My view of the scene was that of a person looking down on a globe. From high above I saw the world go into a frenetic fast forward. Ophelia shrank and turned moving quickly towards the UK. Imagine all the water in the great lakes; now imagine that half of it has been whipped into a furry 300 miles wide bearing down on the English Isles, only to turn again sparing the small island and heading towards the northern coast of Africa. The vision flickered, like a movie missing every fifth frame. Ophelia grew to massive size drinking deeply of the hot tropical waters.
She paused briefly over the Canary Islands, removing them from the map, then Cape Verde vanished. She was so big at this point that she was flinging smaller hurricanes off her like angry projectiles.
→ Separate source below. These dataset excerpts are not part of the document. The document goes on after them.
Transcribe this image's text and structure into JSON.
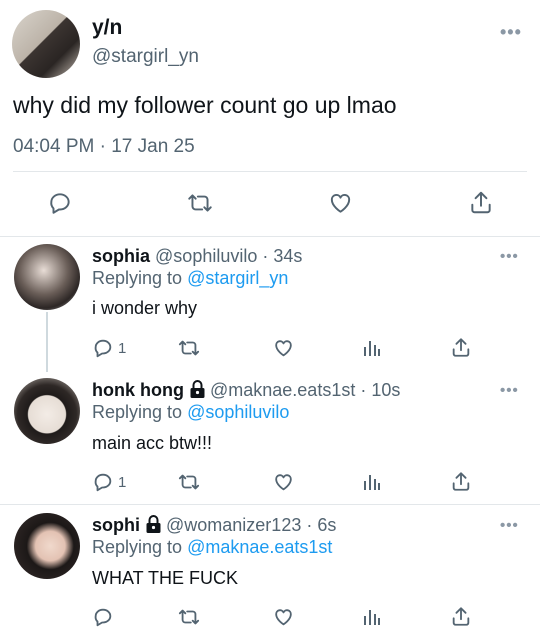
{
  "main_tweet": {
    "name": "y/n",
    "handle": "@stargirl_yn",
    "text": "why did my follower count go up lmao",
    "time": "04:04 PM",
    "date": "17 Jan 25",
    "separator": " · ",
    "more": "•••"
  },
  "replies": [
    {
      "name": "sophia",
      "handle": "@sophiluvilo",
      "time": "34s",
      "replying_prefix": "Replying to ",
      "replying_to": "@stargirl_yn",
      "text": "i wonder why",
      "reply_count": "1",
      "locked": false
    },
    {
      "name": "honk hong",
      "handle": "@maknae.eats1st",
      "time": "10s",
      "replying_prefix": "Replying to ",
      "replying_to": "@sophiluvilo",
      "text": "main acc btw!!!",
      "reply_count": "1",
      "locked": true
    },
    {
      "name": "sophi",
      "handle": "@womanizer123",
      "time": "6s",
      "replying_prefix": "Replying to ",
      "replying_to": "@maknae.eats1st",
      "text": "WHAT THE FUCK",
      "reply_count": "",
      "locked": true
    }
  ],
  "dot": " · ",
  "colors": {
    "link": "#1d9bf0",
    "muted": "#536471",
    "icon": "#536471"
  },
  "icons": [
    "reply-icon",
    "retweet-icon",
    "like-icon",
    "views-icon",
    "share-icon",
    "lock-icon"
  ]
}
Places that had been nothing but sand for years, Morocco, Algeria, Mauritania, Senegal, The Gambia, all awash in flooding. Places where no one but camel trains and desert traders went could now be traversed by boat. The death toll reached into the millions. Images of dead people swollen in the tropical sun were interspersed with the images I remember seeing from the Aftermath of Katrina. I tried to shut my eyes and realized that I didn’t have eyes, these images were being mainlined right into my head.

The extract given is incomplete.